Cohabitants in the eight countries were also more likely to have considered dissolving their relationship in the previous year than were married respondents, a pattern that was robust for both types of cohabitants and even stronger for those without nuptial plans (p < 0.001 vs. p < 0.01).

While the researchers found this "cohabitation gap" in every country they studied, the relationship-quality gap was smaller in countries where cohabitation is more prevalent (Norway, France, and the Netherlands) and larger in countries where the practice is less prevalent (Russia, Romania, and Germany). In all eight of the countries studied, cohabitants with no plans to marry were more likely than their married peers to have considered splitting up. What is more, in six of the eight countries, even cohabitants who were planning to wed were more likely to have considered splitting up than their married peers.
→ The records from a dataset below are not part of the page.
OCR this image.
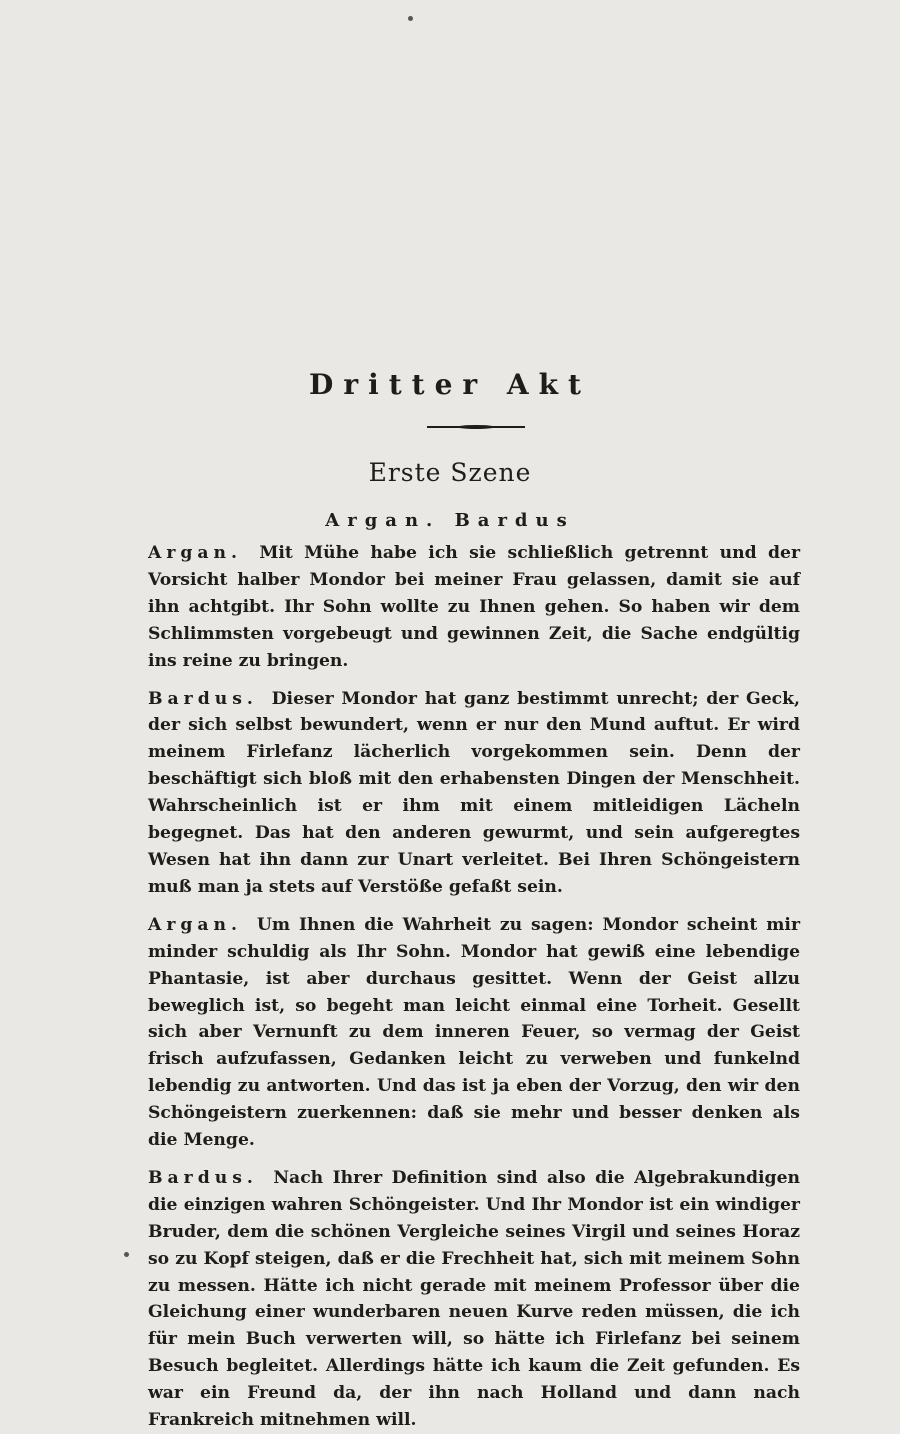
Dritter Akt
Erste Szene
Argan. Bardus

Argan. Mit Mühe habe ich sie schließlich getrennt und der Vorsicht halber Mondor bei meiner Frau gelassen, damit sie auf ihn achtgibt. Ihr Sohn wollte zu Ihnen gehen. So haben wir dem Schlimmsten vorgebeugt und gewinnen Zeit, die Sache endgültig ins reine zu bringen.

Bardus. Dieser Mondor hat ganz bestimmt unrecht; der Geck, der sich selbst bewundert, wenn er nur den Mund auftut. Er wird meinem Firlefanz lächerlich vorgekommen sein. Denn der beschäftigt sich bloß mit den erhabensten Dingen der Menschheit. Wahrscheinlich ist er ihm mit einem mitleidigen Lächeln begegnet. Das hat den anderen gewurmt, und sein aufgeregtes Wesen hat ihn dann zur Unart verleitet. Bei Ihren Schöngeistern muß man ja stets auf Verstöße gefaßt sein.

Argan. Um Ihnen die Wahrheit zu sagen: Mondor scheint mir minder schuldig als Ihr Sohn. Mondor hat gewiß eine lebendige Phantasie, ist aber durchaus gesittet. Wenn der Geist allzu beweglich ist, so begeht man leicht einmal eine Torheit. Gesellt sich aber Vernunft zu dem inneren Feuer, so vermag der Geist frisch aufzufassen, Gedanken leicht zu verweben und funkelnd lebendig zu antworten. Und das ist ja eben der Vorzug, den wir den Schöngeistern zuerkennen: daß sie mehr und besser denken als die Menge.

Bardus. Nach Ihrer Definition sind also die Algebrakundigen die einzigen wahren Schöngeister. Und Ihr Mondor ist ein windiger Bruder, dem die schönen Vergleiche seines Virgil und seines Horaz so zu Kopf steigen, daß er die Frechheit hat, sich mit meinem Sohn zu messen. Hätte ich nicht gerade mit meinem Professor über die Gleichung einer wunderbaren neuen Kurve reden müssen, die ich für mein Buch verwerten will, so hätte ich Firlefanz bei seinem Besuch begleitet. Allerdings hätte ich kaum die Zeit gefunden. Es war ein Freund da, der ihn nach Holland und dann nach Frankreich mitnehmen will.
Ironically, the researchers seem more taken with these modest variations between countries than with the glaring differences separating cohabiting Europeans from married Europeans. So while conceding "that marriage and cohabitation continue to be diverse across Europe," they curiously imagine that the disparities separating marriage from cohabitation might disappear "if cohabitation continues to spread and becomes a normative experience across Europe."

These scholars are certainly free to hope for such a social future. However, their own data would clearly justify a recommendation that Europeans rediscover matrimony, a social relationship that fosters higher levels of happiness and stability, and reject cohabitation, a social arrangement that delivers less favorable outcomes. The failure of scholars like this trio to recognize this reality only illustrates the intellectual bankruptcy of twenty-first century sociology.